The academy was suffering serious financial problems at this time, and was seeking government support. In February 1978 the Queen, as the institution’s formal patron, was warned: “We could sell possessions, but this is a slippery slope. The only one which might solve the problem [the tondo] is looked upon by many as a national treasure.”
In December 1978 the academy’s secretary, Sidney Hutchison, wrote to Drummonds Bank (with which it had a £675,000 overdraft): “Very confidentially, if this official attempt for subsidy from the Government through the Arts Council should fail, my view is that the Academy would then have no alternative but to sell the Michelangelo Tondo for its worldwide market price, ie in the region of £6,000,000.”
Lord Donaldson, the minister for the arts, pointed out that any assistance would have to come from the Arts Council, an arm’s length body.
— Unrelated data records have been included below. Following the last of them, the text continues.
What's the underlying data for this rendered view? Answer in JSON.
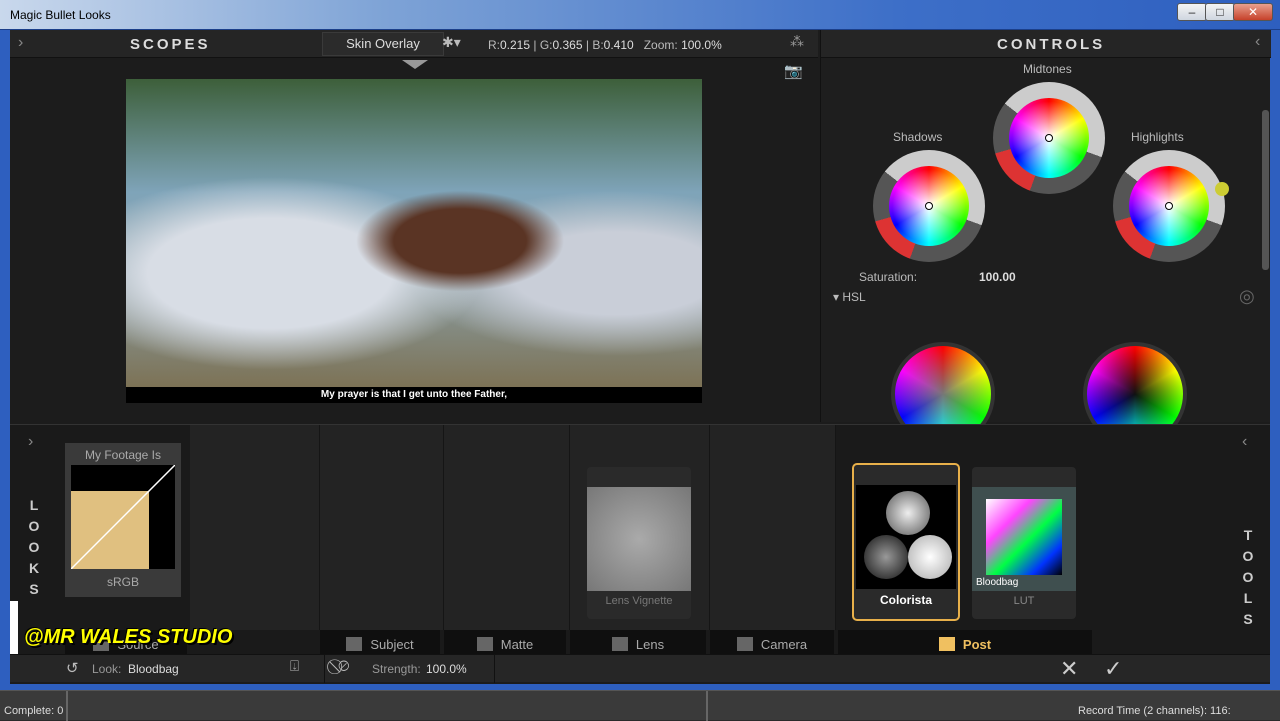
{
  "window": {
    "title": "Magic Bullet Looks",
    "minimize": "–",
    "maximize": "□",
    "close": "✕"
  },
  "scopes": {
    "title": "SCOPES",
    "overlay": "Skin Overlay",
    "r_label": "R:",
    "r": "0.215",
    "g_label": "G:",
    "g": "0.365",
    "b_label": "B:",
    "b": "0.410",
    "zoom_label": "Zoom:",
    "zoom": "100.0%"
  },
  "viewer": {
    "subtitle": "My prayer is that I get unto thee Father,"
  },
  "controls": {
    "title": "CONTROLS",
    "midtones": "Midtones",
    "shadows": "Shadows",
    "highlights": "Highlights",
    "saturation_label": "Saturation:",
    "saturation": "100.00",
    "hsl": "HSL"
  },
  "looks": {
    "label": [
      "L",
      "O",
      "O",
      "K",
      "S"
    ],
    "footage_title": "My Footage Is",
    "footage_sub": "sRGB"
  },
  "tools": {
    "label": [
      "T",
      "O",
      "O",
      "L",
      "S"
    ],
    "lens_vignette": "Lens Vignette",
    "colorista": "Colorista",
    "lut": "LUT",
    "lut_name": "Bloodbag"
  },
  "tabs": {
    "source": "Source",
    "subject": "Subject",
    "matte": "Matte",
    "lens": "Lens",
    "camera": "Camera",
    "post": "Post"
  },
  "watermark": "@MR WALES STUDIO",
  "bottom": {
    "look_label": "Look:",
    "look": "Bloodbag",
    "strength_label": "Strength:",
    "strength": "100.0%",
    "cancel": "✕",
    "ok": "✓"
  },
  "status": {
    "left": "Complete: 0",
    "right": "Record Time (2 channels): 116:"
  },
  "colors": {
    "accent": "#e8b04a",
    "post": "#f0c060"
  }
}
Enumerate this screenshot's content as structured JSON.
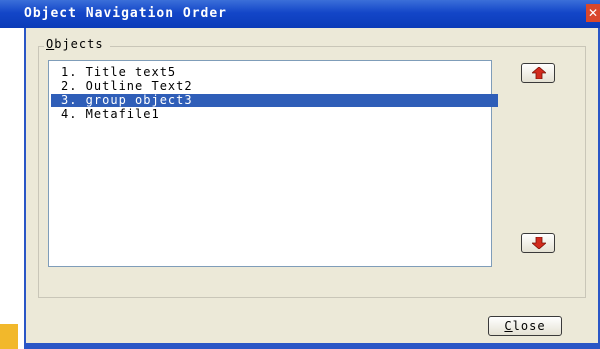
{
  "window": {
    "title": "Object Navigation Order",
    "close_glyph": "✕"
  },
  "group": {
    "label_accel": "O",
    "label_rest": "bjects"
  },
  "list": {
    "items": [
      {
        "label": "1. Title text5",
        "selected": false
      },
      {
        "label": "2. Outline Text2",
        "selected": false
      },
      {
        "label": "3. group object3",
        "selected": true
      },
      {
        "label": "4. Metafile1",
        "selected": false
      }
    ]
  },
  "buttons": {
    "move_up_icon": "arrow-up-icon",
    "move_down_icon": "arrow-down-icon",
    "close_accel": "C",
    "close_rest": "lose"
  },
  "colors": {
    "titlebar": "#1346c8",
    "selection": "#2f5eb8",
    "dialog_bg": "#ece9d8",
    "arrow": "#d22a1e"
  }
}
The council pleaded a “shortage of cash” and said grants could be given only if the government gave it extra money, which was not forthcoming. Fortunately, the academy took internal measures that gradually improved its financial situation and the sale idea was quietly dropped.
By this time, there had been a proposal to lend the Michelangelo to the Metropolitan Museum of Art in New York, partly to help bring in donations from US supporters. The loan never happened, partly because of obstacles over a temporary export licence. Donaldson warned Hutchison that not only were there risks that the tondo might be stolen or damaged, but that the academy “might receive and accept a substantial offer for the work” from a US source.
The Michelangelo has still never been lent abroad, and probably never will be for conservation reasons, since there is a hairline crack on the reverse. There was considerable discussion with conservators about whether it could be lent to the National Gallery, but it was ultimately deemed safe. For its current loan, the tondo is covered by government indemnity. The sculpture’s value remains confidential but must currently be well over £100m.